The Skimmer baby boom is spreading across the sprawling open beach on the southern part of our Island and they have been a more common sight on our beach the last couple of years. It has been decades since the Black Skimmers have been nesting on Fort Myers Beach. Twenty six nests last year and over fifty this year. Their preference for nesting on open sandy beaches has them sharing that spectacle of nature that we have on the south part of the island. The Estero Island Serengeti.

Since they now have families to feed, they are out hunting for baby Skimmer chow, and it is in the feeding that Skimmers show their elegant uniqueness. They prefer to fish in still waters, but can be regularly seen in the swash of the beach, hovering over the waves until the break gives them some smooth water. Then they lower their head, drop that long lower mandible and wait for a fish. What a precise action, getting just the right speed and timing so they can cruise over the surface, keeping their mandible in the water but off of the sandy bottom. Their knife like lower mandible that cuts thought the water and eyes with narrow slits that helps reduce glare. It's like they were made for this. When their mandible detects a small fish near the surface or a small crustacean in the shallows, they snap their top mandible down and wham, sushi dinner.

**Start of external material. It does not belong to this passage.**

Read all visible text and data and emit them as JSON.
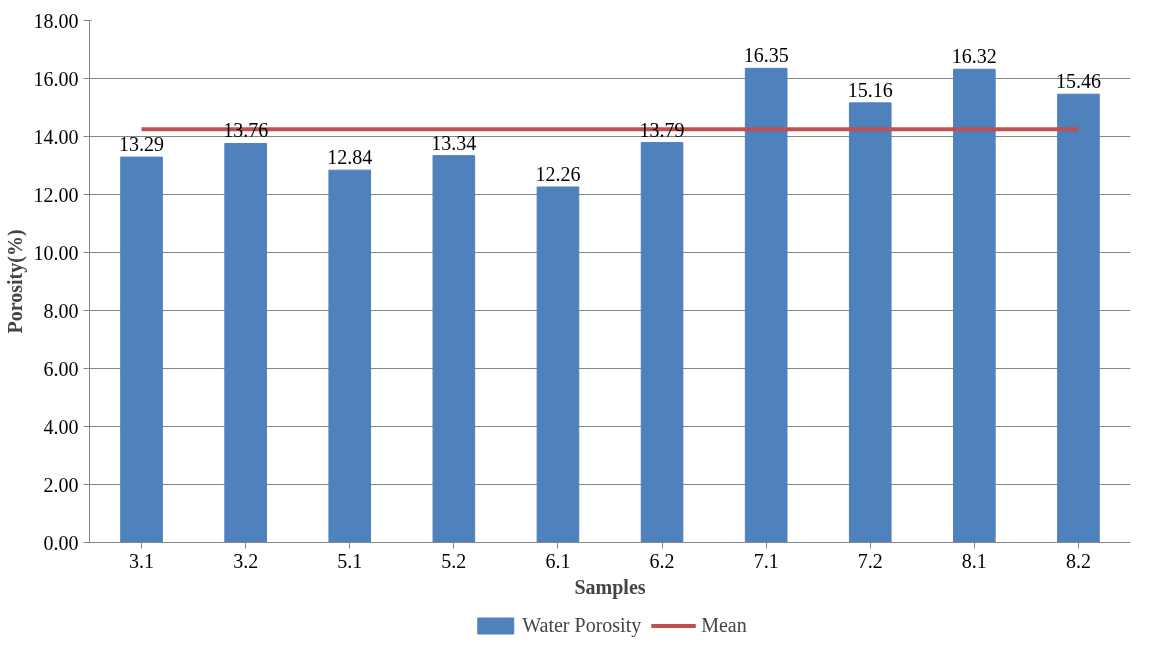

Look for the Black Skimmers fishing near the beach at dusk or dawn. Their fishing technique doesn't require them to actually see their prey, they can rely on touch and feed late into the evening. You can also see them nesting on the southern part of the island (from a safe distance of course), or just loafing on the beach. Just look for the bird that looks a bit like Groucho Marx, superhero.

Bill Veach is chairman of the Town of Fort Myers Beach Marine Resources Task Force.